Ты с открытым ртом смотришь то на экран телевизора, то на улицу, и не чувствуешь подвоха.

Ему – четырнадцать, тебе – восемь.

Он находит твой дневник на замочке, в котором ты писала о мальчике из параллельного класса. Находит и ключ от замочка. Он оставляет тебе сообщение прямо там. «Как можно быть такой глупой, сестрёнка, он совсем на тебя не смотрит, ему просто нужно было, чтобы ты сделала за него примеры по математике. И вообще, сходи-ка сделай мне бутерброд, Дикий ангел4». Он несколько лет дразнил тебя «диким ангелом», потому что это был твой любимый сериал. Ты бросаешь вести дневник.

Ему – шестнадцать, тебе – десять.

Вы шумно дерётесь из-за того, чья очередь идти в магазин за покупками. В итоге вы оба в знак протеста укладываетесь на пол. Мама, ни слова не сказав, берёт пакет и уходит сама. А на следующий день брат уезжает в университет в Томск.

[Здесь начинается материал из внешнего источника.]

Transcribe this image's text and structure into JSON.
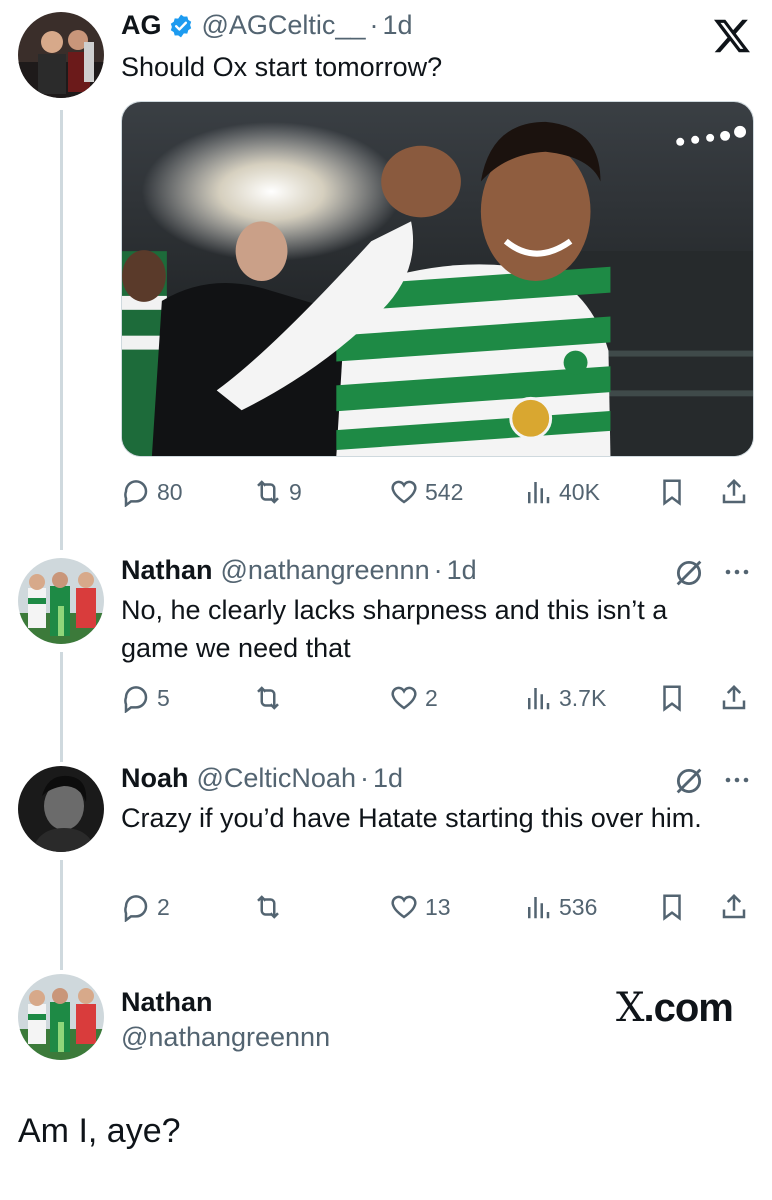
{
  "tweet_main": {
    "name": "AG",
    "handle": "@AGCeltic__",
    "time": "1d",
    "text": "Should Ox start tomorrow?",
    "stats": {
      "replies": "80",
      "reposts": "9",
      "likes": "542",
      "views": "40K"
    }
  },
  "reply_1": {
    "name": "Nathan",
    "handle": "@nathangreennn",
    "time": "1d",
    "text": "No, he clearly lacks sharpness and this isn’t a game we need that",
    "stats": {
      "replies": "5",
      "reposts": "",
      "likes": "2",
      "views": "3.7K"
    }
  },
  "reply_2": {
    "name": "Noah",
    "handle": "@CelticNoah",
    "time": "1d",
    "text": "Crazy if you’d have Hatate starting this over him.",
    "stats": {
      "replies": "2",
      "reposts": "",
      "likes": "13",
      "views": "536"
    }
  },
  "quote_card": {
    "name": "Nathan",
    "handle": "@nathangreennn",
    "brand_prefix": "X",
    "brand_suffix": ".com"
  },
  "final_text": "Am I, aye?",
  "icons": {
    "platform_logo": "x-logo-icon",
    "verified": "verified-badge-icon",
    "reply": "reply-icon",
    "repost": "repost-icon",
    "like": "like-icon",
    "views": "views-icon",
    "bookmark": "bookmark-icon",
    "share": "share-icon",
    "mute": "mute-icon",
    "more": "more-icon"
  },
  "colors": {
    "text": "#0f1419",
    "secondary": "#536471",
    "verified": "#1d9bf0",
    "thread_line": "#cfd9de"
  }
}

Ему – семнадцать, тебе – одиннадцать.

Теперь ты почти круглый год единственный ребёнок в семье, брат приезжает разве что на праздники. Ты занимаешь комнату брата: она больше, в ней компьютер и удобный диван, а не скрипящая от малейшего движения кровать, которую покупали ещё брату, когда ему – три. Только ешь ты теперь в основном то, что приносит мама с работы (она нянечка в твоём детском саду), потому что за учёбу брата нужно много платить, а работы в посёлке нет. Зато, когда брат приезжает, он привозит тебе много новой интересной музыки. В том числе собственного сочинения.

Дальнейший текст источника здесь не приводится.